O defensor das caçadas de javalis ressalta que o próprio Ibama considerou que 99,5% de animais exóticos abatidos até o momento foram por meio da caça. Todavia, para o dirigente da ANCC, com a proibição “gerou uma revolta muito grande do segmento agro”. “Eles estão colocando em risco toda a política sanitária brasileira, que é o que fundamenta importância para a exportação de carne, por conta de questões ideológicas, que eles acham que não deveria haver caça,” pontua.
Polêmica foi para o Senado
Com a polêmica, o presidente do Ibama, Rodrigo Agostinho, se pronunciou, na quarta-feira, 23, que o órgão não suspendeu nenhuma licença de caça ao javali. A afirmação foi feita durante uma audiência na Comissão de Meio Ambiente do Senado, em resposta à indagação do senador Jorge Seif (PL-SC), ex-secretário nacional de Pesca e Aquicultura, entre 2019 e 2022, no governo Bolsonaro.
Agostinho enfatizou que a atribuição de autorizar a caça não pertence mais ao órgão ambiental, mas ao Exército, desde 21 de julho deste ano. Isso seria uma adequação ao Decreto 11.615/2023, que tornou mais restritas as regras para registro, posse e porte de armas de fogo. “Na minha opinião, se a agricultura brasileira realmente quiser controlar a praga, apenas a caça não é uma solução. Em diferentes países, a experiência com armadilhas para capturar o grupo foi muito bem sucedida. Tudo isso será discutido em um novo plano de manejo”, aponta.

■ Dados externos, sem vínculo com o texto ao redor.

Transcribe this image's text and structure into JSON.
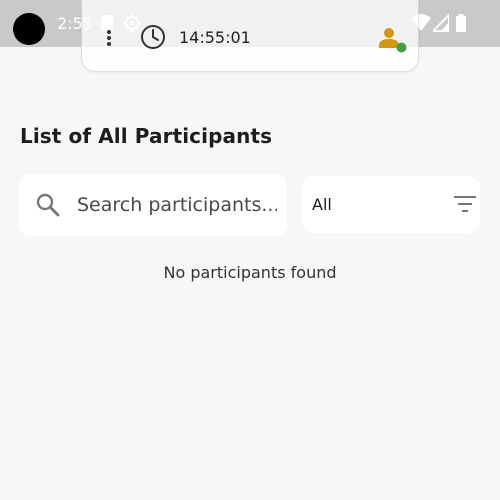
{
  "status_bar": {
    "time": "2:55",
    "icons": [
      "sim-card-icon",
      "gear-icon",
      "wifi-icon",
      "signal-icon",
      "battery-icon"
    ]
  },
  "timer_chip": {
    "time": "14:55:01",
    "icons": [
      "more-vert-icon",
      "clock-icon",
      "user-online-icon"
    ],
    "user_status_color": "#43a047",
    "user_icon_color": "#d4950f"
  },
  "main": {
    "title": "List of All Participants",
    "search": {
      "placeholder": "Search participants...",
      "value": ""
    },
    "filter": {
      "selected": "All"
    },
    "empty_message": "No participants found"
  }
}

O presidente do Ibama entende que os animais são um problema para o meio ambiente. “O javali é um problema, uma espécie híbrida, está espalhado por diversos estados brasileiros. As autorizações [de caça] vigentes continuam mantidas. Não acatamos as autorizações anteriores, mas […] o decreto 11.615, de 21 de julho 2023 passou as autorizações para o Exército Brasileiro. Estamos em tratativas para que a gente possa resolver essa questão”, argumentou.
Acerca disso, Terra esclarece que, embora as licenças anteriores não tenham sido suspensas, elas vencem em seis meses, e por enquanto nada está definido sobre o tema. Ele afirma que em todo o mundo a técnica mais adequada era a utilizada até então. “O método mais eficaz é a caça em qualquer parte do mundo, depois que é declarada nocividade do animal, como foi o caso do javalis, todos os métodos devem ser aplicados”, defende.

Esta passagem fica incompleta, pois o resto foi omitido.